There’ s something about trailer trash TV that makes it incredibly appealing . No matter how much you argue abut the social consciousness portrayed in shows like Big Brother caters to the lowest common denominator, essentially your highly laudable existential debates just relate to pandering your own ego and placing your voyeurism in a socially acceptable context. Forget your high ideals and pretend aspirations on social commentary, essentially you’re just getting cheap thrills at celebrities revealing lumps and bumps, vacuous backstabbing and hair extension chaos. I’m sure at some point you’ve expressed that you only watch shows of this nature to understand the celebrity culture that we live in, but do you really believe that?
Of course not! You get home at the end of the day and want to switch off and there’s nothing better than some mind numbing vacuous show that lets you feel morally superior whilst wondering how on earth a programme like this got commissioned. Paris Hilton’s BBF is the worst kind of TV as it’s not particularly entertaining, will have no real winner, and any kind of unity within the group is ruined by the fact that every week they have to say why each other should leave.
In case you’re unaware of the premise, twelve hopefuls battle every week for the dubious honour of associating with Paris on a full time basis, pick up her laundry, share her TV watershed acceptable secrets and promote their model/acting/singing career at the same time.

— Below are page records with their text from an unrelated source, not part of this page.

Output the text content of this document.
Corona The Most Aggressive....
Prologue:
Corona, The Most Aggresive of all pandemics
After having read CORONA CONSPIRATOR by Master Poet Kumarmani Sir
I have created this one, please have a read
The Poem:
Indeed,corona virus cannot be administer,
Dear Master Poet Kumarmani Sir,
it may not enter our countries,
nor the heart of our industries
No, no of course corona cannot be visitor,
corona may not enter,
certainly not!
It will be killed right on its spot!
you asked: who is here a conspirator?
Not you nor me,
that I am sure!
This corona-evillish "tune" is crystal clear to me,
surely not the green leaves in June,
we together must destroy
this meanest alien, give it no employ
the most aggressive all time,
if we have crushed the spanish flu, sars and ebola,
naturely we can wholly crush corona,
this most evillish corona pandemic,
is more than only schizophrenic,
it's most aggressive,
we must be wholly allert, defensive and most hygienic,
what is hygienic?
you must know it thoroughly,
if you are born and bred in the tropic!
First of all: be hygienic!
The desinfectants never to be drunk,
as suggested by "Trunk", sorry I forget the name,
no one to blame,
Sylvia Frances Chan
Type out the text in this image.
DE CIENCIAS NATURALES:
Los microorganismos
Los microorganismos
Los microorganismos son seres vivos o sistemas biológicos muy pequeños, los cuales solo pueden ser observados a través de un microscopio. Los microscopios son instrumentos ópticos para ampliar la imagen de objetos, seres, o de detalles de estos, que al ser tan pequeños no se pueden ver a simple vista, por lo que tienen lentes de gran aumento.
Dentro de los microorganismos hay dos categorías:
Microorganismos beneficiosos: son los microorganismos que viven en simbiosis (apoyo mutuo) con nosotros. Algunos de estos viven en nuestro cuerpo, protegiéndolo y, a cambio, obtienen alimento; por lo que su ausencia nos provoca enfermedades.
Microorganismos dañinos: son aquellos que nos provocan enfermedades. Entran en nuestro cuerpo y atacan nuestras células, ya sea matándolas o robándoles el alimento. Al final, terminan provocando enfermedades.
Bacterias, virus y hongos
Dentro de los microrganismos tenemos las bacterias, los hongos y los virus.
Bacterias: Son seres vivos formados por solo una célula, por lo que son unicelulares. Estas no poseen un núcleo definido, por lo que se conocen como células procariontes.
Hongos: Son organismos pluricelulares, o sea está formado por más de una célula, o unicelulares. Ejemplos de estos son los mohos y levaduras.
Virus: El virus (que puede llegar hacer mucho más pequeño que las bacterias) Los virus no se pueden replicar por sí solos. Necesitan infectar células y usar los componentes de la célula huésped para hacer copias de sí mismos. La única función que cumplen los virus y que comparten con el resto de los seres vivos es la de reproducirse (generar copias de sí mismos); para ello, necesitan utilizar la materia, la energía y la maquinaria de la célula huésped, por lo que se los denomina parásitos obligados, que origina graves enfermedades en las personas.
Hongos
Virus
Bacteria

But that’s the genius. This show makes no attempt to be serious (though Paris may not have realized that) and the fact that these fame hungry star struck wannabes are pandering to this heiress is so bizarre it’s actually kinda riveting. Forget intelligent documentary, here the bitchiest wins, as long as she does it with a saccharinely sweet voice.
The ending of every show seems a potential friend being dismissed ‘ with a fabulous catchphrase of ‘TTYN (Talk to you never) ‘which makes one question if Paris knows what friendship actually is, as that’s not my experience of it at all… Friends don’t fawn and pander to each other and neither do they need to buy it, and since qualities you look for are compassion and friendliness the loudest won’t necessarily win, nor should the one who tearfully proclaims ‘I just want to know Paris. I don’t think so and so is serious about being her friend and I am’.
It’s pure trash TV and one wonders how Hilton senior can bear to have his good name raked over the coals in such a vacuous way. Still, it makes for fabulous viewing, and the best bit is we get an insight into a life we discover we’d really not like. Money may be great, but if you need to resort to buying friends I think I’ll go without, thanks all the same.